If My Mum Can Use It, It's Good Enough

Community Choirs need singers, not tech experts.

Chris Mills

2/12/20262 min read

When I first started imagining Choirhub, I had one very simple test in my head:

If an ordinary choir member couldn’t use it confidently, then it wasn’t good enough.

That might sound blunt — but it became my most reliable design principle.

I’ve spent enough years around community choirs to know something important:
choir members are wonderfully diverse. Some are tech-savvy, some are cautious, and many just want to sing without having to “learn an app.”

That reality shaped every decision I made.

In the early days, I watched how people actually behaved. I noticed who got lost in shared folders, who missed emails, who struggled to download rehearsal tracks, and who quietly gave up trying to use whatever system the choir had adopted.

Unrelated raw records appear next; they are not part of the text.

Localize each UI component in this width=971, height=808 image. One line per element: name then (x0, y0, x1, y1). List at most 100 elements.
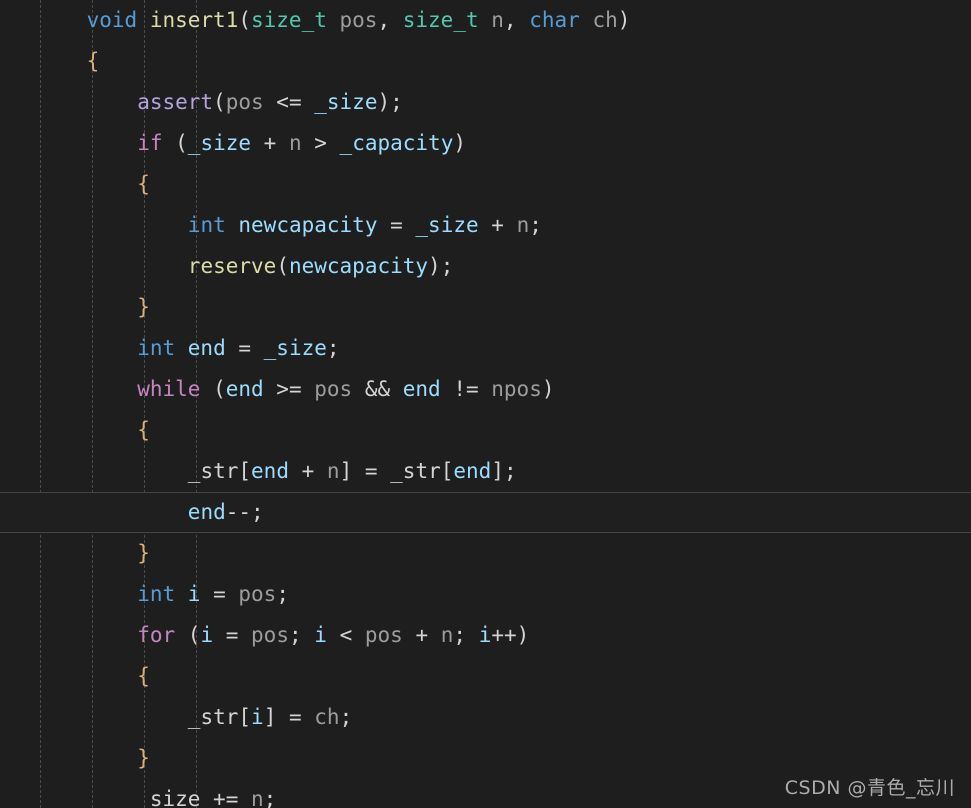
token-punc: ( (276, 254, 289, 278)
token-param: n (326, 459, 340, 483)
token-var: _size (263, 336, 327, 360)
token-punc: ( (175, 131, 188, 155)
code-line[interactable]: } (0, 738, 971, 779)
code-line[interactable]: reserve(newcapacity); (0, 246, 971, 287)
token-param: pos (339, 8, 378, 32)
token-punc: ] (339, 459, 353, 483)
token-op: = (276, 705, 315, 729)
token-param: n (516, 213, 530, 237)
token-op: = (213, 623, 252, 647)
token-brace: { (137, 172, 150, 196)
code-line[interactable]: _str[end + n] = _str[end]; (0, 451, 971, 492)
code-line[interactable]: } (0, 287, 971, 328)
token-kw: int (187, 213, 226, 237)
csdn-watermark: CSDN @青色_忘川 (784, 777, 955, 799)
code-line[interactable]: if (_size + n > _capacity) (0, 123, 971, 164)
token-op: < (326, 623, 365, 647)
token-type: size_t (402, 8, 479, 32)
token-ctrl: for (137, 623, 176, 647)
code-line[interactable]: _str[i] = ch; (0, 697, 971, 738)
token-kw: void (86, 8, 138, 32)
code-line[interactable]: int i = pos; (0, 574, 971, 615)
token-punc: ; (339, 705, 353, 729)
code-line[interactable]: end--; (0, 492, 971, 533)
code-content[interactable]: void insert1(size_t pos, size_t n, char … (0, 0, 971, 808)
token-mem: _str (187, 459, 239, 483)
code-line[interactable]: for (i = pos; i < pos + n; i++) (0, 615, 971, 656)
token-op: >= (263, 377, 315, 401)
token-ctrl: while (137, 377, 201, 401)
code-line-text: if (_size + n > _capacity) (36, 131, 466, 155)
token-punc: ( (238, 8, 251, 32)
token-mem: _size (137, 787, 201, 808)
token-op: + (478, 213, 517, 237)
token-op (175, 582, 188, 606)
code-line-text: { (36, 172, 150, 196)
token-op: = (352, 459, 391, 483)
token-brace: } (137, 746, 150, 770)
code-line-text: } (36, 541, 150, 565)
token-fn: insert1 (149, 8, 239, 32)
code-line[interactable]: assert(pos <= _size); (0, 82, 971, 123)
code-line[interactable]: int end = _size; (0, 328, 971, 369)
code-line[interactable]: { (0, 410, 971, 451)
token-op: + (288, 459, 327, 483)
code-line-text: int end = _size; (36, 336, 340, 360)
token-op (580, 8, 593, 32)
code-line-text: while (end >= pos && end != npos) (36, 377, 554, 401)
token-punc: ] (263, 705, 277, 729)
token-op (175, 336, 188, 360)
token-punc: ( (213, 377, 226, 401)
token-var: newcapacity (288, 254, 429, 278)
token-param: ch (592, 8, 618, 32)
code-line[interactable]: { (0, 41, 971, 82)
token-var: _size (314, 90, 378, 114)
token-op: += (200, 787, 251, 808)
token-var: newcapacity (238, 213, 378, 237)
token-param: pos (314, 377, 353, 401)
token-punc: ]; (491, 459, 517, 483)
token-mem: _str (187, 705, 239, 729)
token-var: end (187, 500, 226, 524)
token-var: _size (415, 213, 479, 237)
code-line[interactable]: void insert1(size_t pos, size_t n, char … (0, 0, 971, 41)
code-line[interactable]: { (0, 164, 971, 205)
token-op: && (352, 377, 403, 401)
code-line-text: int newcapacity = _size + n; (36, 213, 542, 237)
token-op (175, 623, 188, 647)
code-editor[interactable]: void insert1(size_t pos, size_t n, char … (0, 0, 971, 808)
token-mem: _str (390, 459, 441, 483)
token-param: npos (491, 377, 542, 401)
token-punc: , (377, 8, 403, 32)
code-line-text: for (i = pos; i < pos + n; i++) (36, 623, 529, 647)
token-var: end (187, 336, 226, 360)
token-punc: ); (428, 254, 454, 278)
token-punc: ; (326, 336, 340, 360)
token-op: -- (225, 500, 252, 524)
token-punc: ; (453, 623, 479, 647)
token-var: end (251, 459, 289, 483)
token-brace: { (86, 49, 100, 73)
token-var: _size (187, 131, 252, 155)
code-line-text: } (36, 295, 150, 319)
token-op (264, 90, 277, 114)
token-punc: ; (276, 582, 289, 606)
token-var: i (314, 623, 327, 647)
token-punc: ) (453, 131, 466, 155)
code-line[interactable]: { (0, 656, 971, 697)
code-line-text: end--; (36, 500, 264, 524)
token-punc: [ (238, 459, 252, 483)
code-line-text: reserve(newcapacity); (36, 254, 454, 278)
token-punc: ( (187, 623, 201, 647)
code-line[interactable]: } (0, 533, 971, 574)
token-var: i (187, 582, 201, 606)
token-param: n (250, 787, 264, 808)
token-var: _capacity (339, 131, 454, 155)
token-kw: char (529, 8, 580, 32)
code-line[interactable]: int newcapacity = _size + n; (0, 205, 971, 246)
token-op (327, 8, 340, 32)
code-line[interactable]: while (end >= pos && end != npos) (0, 369, 971, 410)
token-brace: { (137, 418, 150, 442)
token-type: size_t (251, 8, 327, 32)
token-punc: ; (263, 787, 277, 808)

It wasn’t that these people were “bad with technology.”
It was that the technology wasn’t designed for them.

Most choir tools are built from the perspective of the administrator — the director, the librarian, or the committee. They optimise for data, control, and structure.

Choirhub was built from the opposite direction.

I designed it first for the singer in the back row who just wants to:

  • find their sheet music,

  • listen to their rehearsal track,

  • know when rehearsal is,

  • and feel connected to their choir.

If that person could navigate Choirhub without stress, then I knew I was on the right track.

That’s why simplicity became such a central value.

I deliberately avoided cluttered screens, confusing menus, and jargon-heavy labels. Instead, I focused on clear pathways, familiar icons, and language that felt natural to choir life rather than corporate life.

For example:

  • Music lives in a library, not a database.

  • Rehearsal tracks are easy to play, not buried in obscure folders.

  • Messages are organised in clear channels, not lost in endless email threads.

  • Attendance is quick and visual, not hidden in spreadsheets.

Another key idea was consistency.
If something works in one part of Choirhub, it should feel similar everywhere else. That way, once members learn one part of the system, they don’t have to start from scratch in another.

Over time, this approach has paid off.

Choirs who adopt Choirhub often tell me that their members pick it up surprisingly quickly — even those who were initially nervous about using new technology.

That’s exactly what I hoped would happen.

Because for me, usability isn’t just a technical feature — it’s an act of respect. If we want people to engage fully in their choir, we have to remove unnecessary barriers, not add more.

Choirhub isn’t trying to impress anyone with clever engineering. It’s trying to make life easier for real people who care deeply about music and community.

So yes — if my mum can use it, then I know we’ve done something right.

And that principle will continue to guide Choirhub as it grows.